— Разве мартинария определяет список? — невинным тоном поинтересовался Павел.
— Разумеется, нет. Но это даст ему возможность уехать, не вступая в другой ординат. Он дольше не выдержит. Я вижу, что не выдержит. Он почти сломлен…
Тут в голову Старика пришла мысль совершенно фантастическая. Представилось ему на мгновение, что настоящий его сын — Павел Нартов, а Кентис — всего лишь отросток, болячка его собственного тела. И еще показалось, что Нартов догадывается об этой его нелепой тайне, ибо чем еще можно объяснить их неразрывную связанность: почти открытую неприязнь друг к другу и одновременно невозможность розного существования.
Старик покачал головой и очнулся от своих фантазий. Павел по-прежнему стоял перед ним, сухопарый, подтянутый, уверенный в себе.
— Я дал вам задание, чего вы ждете? — Старик попытался изобразить раздражение.
— У меня нет доступа к файлам Лиги, шеф, — впервые Нартов употребил фамильярное «шеф», закрепляя свою победу, и Старик не попытался его одернуть.
— Пароль… — он на секунду запнулся, понимая, что обратной дороги уже не будет. — Пароль «мечта».
— Это что — название ресторана? — засмеялся Павел.
— Нет, просто мечта… самая обыкновенная.
19
Я ожидала в полукруглом больничном холле — в палате находился врач, и мне велено было обождать. Поверх блекло-голубой краски какой-то художник, потрясенный своим возвращением с того света, в благодарность расписал больничные многочисленными картинами. Они, как кадры навсегда остановившегося кино, сменяли друг с друга, схожие и чем-то неуловимо разные — разводы темно-зеленого, коричневого, серого, с внезапным вкраплением голубого. Картины, обреченные на краткую, быстротечную жизнь, ибо к ним с потолка тянули хищные паучьи лапы глубокие трещины, и хрупкая штукатурка отслаивалась, там и здесь вспухая безобразными пузырями.

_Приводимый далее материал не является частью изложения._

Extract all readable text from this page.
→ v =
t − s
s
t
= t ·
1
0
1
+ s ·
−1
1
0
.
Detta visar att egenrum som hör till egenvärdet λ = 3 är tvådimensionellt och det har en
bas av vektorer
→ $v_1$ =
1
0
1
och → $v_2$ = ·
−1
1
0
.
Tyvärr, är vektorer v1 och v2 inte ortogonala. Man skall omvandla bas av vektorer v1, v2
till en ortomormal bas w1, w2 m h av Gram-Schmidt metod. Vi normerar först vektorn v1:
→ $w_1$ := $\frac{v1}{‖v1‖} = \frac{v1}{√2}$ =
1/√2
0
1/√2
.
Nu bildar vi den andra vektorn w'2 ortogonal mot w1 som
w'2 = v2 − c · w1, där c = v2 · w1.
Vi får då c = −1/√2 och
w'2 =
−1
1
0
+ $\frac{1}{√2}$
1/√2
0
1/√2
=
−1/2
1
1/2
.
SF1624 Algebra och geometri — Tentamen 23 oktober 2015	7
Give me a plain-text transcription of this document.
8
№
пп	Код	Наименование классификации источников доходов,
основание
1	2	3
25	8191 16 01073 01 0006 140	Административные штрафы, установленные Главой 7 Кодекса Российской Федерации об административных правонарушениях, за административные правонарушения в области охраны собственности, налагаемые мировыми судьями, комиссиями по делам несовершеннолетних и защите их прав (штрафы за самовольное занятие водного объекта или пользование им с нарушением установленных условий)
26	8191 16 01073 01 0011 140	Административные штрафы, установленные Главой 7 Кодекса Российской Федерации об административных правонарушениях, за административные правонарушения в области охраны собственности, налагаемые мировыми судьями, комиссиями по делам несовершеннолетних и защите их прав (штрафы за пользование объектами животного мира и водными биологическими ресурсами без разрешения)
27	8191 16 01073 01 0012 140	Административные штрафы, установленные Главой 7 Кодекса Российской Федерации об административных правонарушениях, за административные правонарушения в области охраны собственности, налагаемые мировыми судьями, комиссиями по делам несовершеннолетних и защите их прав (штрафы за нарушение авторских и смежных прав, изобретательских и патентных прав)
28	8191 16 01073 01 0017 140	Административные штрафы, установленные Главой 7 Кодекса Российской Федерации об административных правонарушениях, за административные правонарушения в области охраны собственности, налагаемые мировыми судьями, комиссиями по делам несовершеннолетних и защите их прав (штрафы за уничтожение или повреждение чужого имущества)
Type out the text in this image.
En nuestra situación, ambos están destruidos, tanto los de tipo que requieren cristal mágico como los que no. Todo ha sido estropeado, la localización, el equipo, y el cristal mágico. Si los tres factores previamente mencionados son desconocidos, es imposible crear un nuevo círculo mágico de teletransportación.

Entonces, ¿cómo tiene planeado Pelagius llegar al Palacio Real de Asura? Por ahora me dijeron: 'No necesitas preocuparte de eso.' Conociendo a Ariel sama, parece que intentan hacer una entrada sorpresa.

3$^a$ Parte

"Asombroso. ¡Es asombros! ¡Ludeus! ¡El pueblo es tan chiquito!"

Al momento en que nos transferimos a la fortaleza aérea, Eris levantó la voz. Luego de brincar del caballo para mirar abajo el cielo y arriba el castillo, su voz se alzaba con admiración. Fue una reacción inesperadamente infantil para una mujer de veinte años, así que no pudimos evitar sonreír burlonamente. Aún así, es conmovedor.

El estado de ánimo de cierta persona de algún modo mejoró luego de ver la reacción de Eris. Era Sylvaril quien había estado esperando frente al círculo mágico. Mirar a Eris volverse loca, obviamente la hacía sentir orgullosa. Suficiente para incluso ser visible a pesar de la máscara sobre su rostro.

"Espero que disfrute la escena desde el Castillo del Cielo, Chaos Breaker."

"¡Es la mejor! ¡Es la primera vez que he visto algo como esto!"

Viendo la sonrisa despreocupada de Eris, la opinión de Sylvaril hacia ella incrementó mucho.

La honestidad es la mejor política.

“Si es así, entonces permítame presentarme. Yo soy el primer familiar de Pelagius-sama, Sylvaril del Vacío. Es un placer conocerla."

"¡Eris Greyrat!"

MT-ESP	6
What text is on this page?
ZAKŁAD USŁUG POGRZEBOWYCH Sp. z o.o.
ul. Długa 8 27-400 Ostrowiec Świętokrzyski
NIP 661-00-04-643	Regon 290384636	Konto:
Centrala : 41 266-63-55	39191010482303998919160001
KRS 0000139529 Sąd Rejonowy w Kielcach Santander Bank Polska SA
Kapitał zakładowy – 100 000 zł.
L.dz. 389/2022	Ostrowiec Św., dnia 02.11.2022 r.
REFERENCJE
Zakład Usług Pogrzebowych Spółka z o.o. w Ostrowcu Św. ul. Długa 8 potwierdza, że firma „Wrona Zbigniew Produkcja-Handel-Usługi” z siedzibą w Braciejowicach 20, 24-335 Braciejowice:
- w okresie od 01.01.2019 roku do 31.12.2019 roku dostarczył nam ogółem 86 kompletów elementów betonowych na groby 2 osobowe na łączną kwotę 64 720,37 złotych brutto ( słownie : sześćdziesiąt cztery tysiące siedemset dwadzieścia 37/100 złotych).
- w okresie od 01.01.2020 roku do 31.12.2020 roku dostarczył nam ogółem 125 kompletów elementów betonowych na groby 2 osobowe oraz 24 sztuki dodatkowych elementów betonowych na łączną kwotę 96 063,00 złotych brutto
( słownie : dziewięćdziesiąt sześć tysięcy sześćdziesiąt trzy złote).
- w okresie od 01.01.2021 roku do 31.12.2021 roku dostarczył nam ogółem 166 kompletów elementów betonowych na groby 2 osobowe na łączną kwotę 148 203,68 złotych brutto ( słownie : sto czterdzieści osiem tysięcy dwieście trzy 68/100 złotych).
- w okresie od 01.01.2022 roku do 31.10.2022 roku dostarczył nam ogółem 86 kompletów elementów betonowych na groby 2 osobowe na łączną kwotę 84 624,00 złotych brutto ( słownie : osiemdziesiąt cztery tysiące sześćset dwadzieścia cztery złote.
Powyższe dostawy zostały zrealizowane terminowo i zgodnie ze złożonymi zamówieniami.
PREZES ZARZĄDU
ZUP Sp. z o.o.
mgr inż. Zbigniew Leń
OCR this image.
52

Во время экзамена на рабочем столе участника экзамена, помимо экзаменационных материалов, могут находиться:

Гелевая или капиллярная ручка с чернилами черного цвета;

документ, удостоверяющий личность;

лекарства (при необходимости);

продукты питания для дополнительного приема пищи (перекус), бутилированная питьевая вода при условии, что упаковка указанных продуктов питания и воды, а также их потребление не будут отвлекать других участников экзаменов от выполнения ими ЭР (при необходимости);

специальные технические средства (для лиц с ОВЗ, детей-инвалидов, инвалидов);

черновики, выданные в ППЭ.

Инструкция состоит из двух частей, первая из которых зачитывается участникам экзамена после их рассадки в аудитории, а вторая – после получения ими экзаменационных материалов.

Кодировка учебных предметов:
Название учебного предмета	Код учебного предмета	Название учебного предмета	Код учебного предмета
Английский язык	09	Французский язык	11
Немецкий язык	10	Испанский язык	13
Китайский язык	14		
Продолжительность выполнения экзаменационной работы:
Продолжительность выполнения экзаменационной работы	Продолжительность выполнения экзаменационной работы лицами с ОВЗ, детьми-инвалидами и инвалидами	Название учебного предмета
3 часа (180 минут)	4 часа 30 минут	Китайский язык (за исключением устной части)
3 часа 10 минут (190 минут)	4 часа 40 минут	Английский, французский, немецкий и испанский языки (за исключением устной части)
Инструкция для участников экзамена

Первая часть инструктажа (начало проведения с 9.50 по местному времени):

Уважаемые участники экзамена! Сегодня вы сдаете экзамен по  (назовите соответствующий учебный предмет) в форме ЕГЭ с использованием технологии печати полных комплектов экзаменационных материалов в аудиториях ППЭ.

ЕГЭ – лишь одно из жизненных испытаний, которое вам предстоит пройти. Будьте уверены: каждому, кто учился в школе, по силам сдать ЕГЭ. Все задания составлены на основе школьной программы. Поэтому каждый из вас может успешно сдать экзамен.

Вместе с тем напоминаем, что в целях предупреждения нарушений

— Операция вряд ли вам поможет… Ну разумеется, можете обратиться… нет, зачем же… — доносился из палаты Кентиса низкий женский голос.
Долетали лишь обрывки фраз, но мне показалось, что разговор идет не только неприятный, но и ненормальный. Я уже хотела войти, когда дверь отворилась, и из палаты вышла докторша в голубом халате, из-под которого виднелась длинная черная юбка и носки лакированных туфелек. Профиль женщины с орлиным носом и надменно изломленным ртом напоминал чеканку на медали. Придерживая дверь в палату, она бросила небрежно через плечо:
— Вы привыкнете к своему безобразию. Так привыкнете, что не сможете от него отказаться.
— Почти привык, — отозвался Кентис.
Я вдруг представила себя несчастной лягушенцией, которую эта дама с удовольствием режет на куски для пользы науки, и невольно отступила, прижимая к груди букет слащаво-розовых роз. Но врачиха прошла мимо меня, как мимо пустого места.
— Сильнейшая энергопатия. Я должна была почувствовать… Должна… — долетел до меня ожесточенный шепот.
Едва цоканье ее каблучков смолкло, как я бросилась в палату. Кентис сидел на постели и старательно изучал в зеркале свое отражение. Неделю я видела его в бинтах, сегодня их сняли, и открылись ярко-розовые шрамы, стягивающие некогда красивое лицо. Теперь оно сделалось столь безобразным, что показалось, будто Кентис надел плохо сшитую маску, чтобы позабавить окружающих очередной нелепой выходкой. Сейчас шутка ему надоест, он сдернет маску и… Кентис вздохнул и отложил зеркало. Кажется, только теперь он заметил меня.
— А вот и цветочки! Почти похороны, — он наигранно-радостно потер ладони. — Я тебе нравлюсь, Ева?
Я взглянула ему в лицо и не отвела взгляд.
— Да!
При этом я нисколечко не лгала. Можно полюбить и чудовище — надо только сделать над собой усилие.
— Какая жалость, — Кентис сокрушенно вздохнул. — А я-то надеялся, что ты смотришь на меня с отвращением. Представь, какую пользу Лига могла бы из этого извлечь! А ты…
— Прекрати! — я швырнула в Кентиса букет дурацких роз — больше этот букет ни на что не годился (сказать по секрету — я не умею выбирать цветы. Куплю букет, а потом непременно его выброшу — просто наказание какое-то!) — Неужели нельзя жить по-человечески, а не издеваться над собой и над другими? Не хочу так, не хочу… не хочу… — я замолчала — кричать, когда тебе никто не возражает — бессмысленно.
Кентис смотрел на меня, но я не могла понять, что было в его взгляде — нежность или насмешка. И прежде в нем угадывалась многослойность личин, теперь же понять что-нибудь стало совершенно невозможно.